A WORLD ABLAZE
Fire came before the ice that now covers Antarctica.
Imagine the forests of Chilean Patagonia : wet and cold, dense with monkey puzzle trees and other hardy conifers. Now imagine it with dinosaurs walking around. And on fire.
This is what Antarctica was like 75 million years ago during the Creaceous period, an era known by researchers as a ''super fire world.''
A new paper by scientists in Brazil proves that these conflagrations did not spare any continent, even one that is today known for its dry, inhospitable climate and a landscape largely free of vegetation.
Although research on such ''paleofires'' has been going on for decades, Antarctica was ''first considered a region without high fires,'' said Andre Jasper of Brazil, one of the authors of the paper.
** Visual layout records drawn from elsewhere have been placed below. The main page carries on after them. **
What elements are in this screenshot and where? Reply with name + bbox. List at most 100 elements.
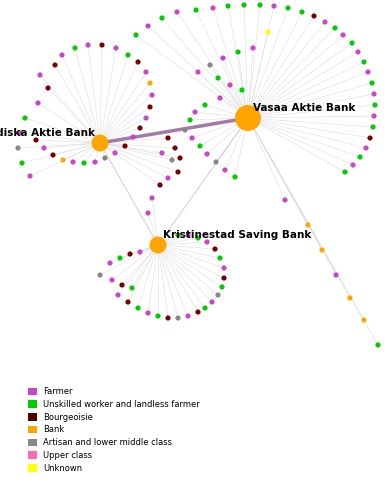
Point xyxy=(41,144,47,152)
Point xyxy=(112,149,118,157)
Point xyxy=(319,246,325,254)
Point xyxy=(135,304,141,312)
Point xyxy=(113,44,119,52)
Point xyxy=(92,158,98,166)
Point xyxy=(81,159,87,167)
Point xyxy=(367,134,373,142)
Point xyxy=(165,314,171,322)
Point xyxy=(350,161,356,169)
Point xyxy=(311,12,317,20)
Point xyxy=(52,61,58,69)
Point xyxy=(17,129,23,137)
Legend: Farmer, Unskilled worker and landless farmer, Bourgeoisie, Bank, Artisan and low: Farmer, Unskilled worker and landless fa… xyxy=(24,383,204,477)
Point xyxy=(97,271,103,279)
Point xyxy=(117,254,123,262)
Point xyxy=(369,79,375,87)
Point xyxy=(129,284,135,292)
Point xyxy=(225,2,231,10)
Point xyxy=(217,254,223,262)
Point xyxy=(174,8,180,16)
Point xyxy=(72,44,78,52)
Point xyxy=(212,245,218,253)
Point xyxy=(149,194,155,202)
Point xyxy=(155,312,161,320)
Point xyxy=(361,58,367,66)
Point xyxy=(322,18,328,26)
Point xyxy=(371,90,377,98)
Point xyxy=(155,241,161,249)
Point xyxy=(372,101,378,109)
Point xyxy=(232,173,238,181)
Point xyxy=(193,6,199,14)
Point xyxy=(257,1,263,9)
Point xyxy=(202,101,208,109)
Point xyxy=(145,22,151,30)
Point xyxy=(245,114,251,122)
Point xyxy=(195,234,201,242)
Text: Kristinestad Saving Bank: Kristinestad Saving Bank xyxy=(163,230,312,240)
Point xyxy=(235,48,241,56)
Point xyxy=(239,86,245,94)
Point xyxy=(340,31,346,39)
Point xyxy=(371,112,377,120)
Point xyxy=(70,158,76,166)
Point xyxy=(333,271,339,279)
Point xyxy=(182,126,188,134)
Point xyxy=(175,231,181,239)
Point xyxy=(250,44,256,52)
Text: Vasaa Aktie Bank: Vasaa Aktie Bank xyxy=(253,103,355,113)
Point xyxy=(213,158,219,166)
Point xyxy=(365,68,371,76)
Point xyxy=(221,264,227,272)
Point xyxy=(143,68,149,76)
Point xyxy=(222,166,228,174)
Point xyxy=(347,294,353,302)
Point xyxy=(147,103,153,111)
Point xyxy=(357,153,363,161)
Point xyxy=(210,4,216,12)
Point xyxy=(204,150,210,158)
Point xyxy=(241,1,247,9)
Point xyxy=(215,291,221,299)
Point xyxy=(50,151,56,159)
Point xyxy=(145,309,151,317)
Point xyxy=(125,51,131,59)
Point xyxy=(137,248,143,256)
Point xyxy=(45,84,51,92)
Text: Nordiska Aktie Bank: Nordiska Aktie Bank xyxy=(0,128,95,138)
Point xyxy=(175,168,181,176)
Point xyxy=(363,144,369,152)
Point xyxy=(143,114,149,122)
Point xyxy=(157,181,163,189)
Point xyxy=(102,154,108,162)
Point xyxy=(37,71,43,79)
Point xyxy=(97,139,103,147)
Point xyxy=(137,124,143,132)
Point xyxy=(159,14,165,22)
Point xyxy=(305,221,311,229)
Point xyxy=(133,31,139,39)
Point xyxy=(375,341,381,349)
Point xyxy=(115,291,121,299)
Point xyxy=(22,114,28,122)
Point xyxy=(209,298,215,306)
Point xyxy=(165,134,171,142)
Point xyxy=(159,149,165,157)
Point xyxy=(135,58,141,66)
Point xyxy=(342,168,348,176)
Point xyxy=(265,28,271,36)
Point xyxy=(219,283,225,291)
Point xyxy=(99,41,105,49)
Point xyxy=(147,79,153,87)
Point xyxy=(204,238,210,246)
Point xyxy=(185,231,191,239)
Point xyxy=(177,154,183,162)
Point xyxy=(187,116,193,124)
Point xyxy=(207,61,213,69)
Point xyxy=(60,156,66,164)
Point xyxy=(109,276,115,284)
Point xyxy=(107,259,113,267)
Point xyxy=(227,81,233,89)
Point xyxy=(370,123,376,131)
Point xyxy=(145,209,151,217)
Scientists can find evidence of paleofires by studying charred tree rings, by analyzing sediment in ancient lakes and by examining molecules in fossilized charcoal. For this paper, the researchers analyzed charcoal extracted from sediment on James Ross Island.
The big remaining question about these ancient fires is the cause.
The Cretaceous period was a time of mass extinctions, fluctuating amounts of oxygen in the atmosphere and changes in the amount of vegetation covering the planet.
Did fires cause these changes, or did the changes cause the fires?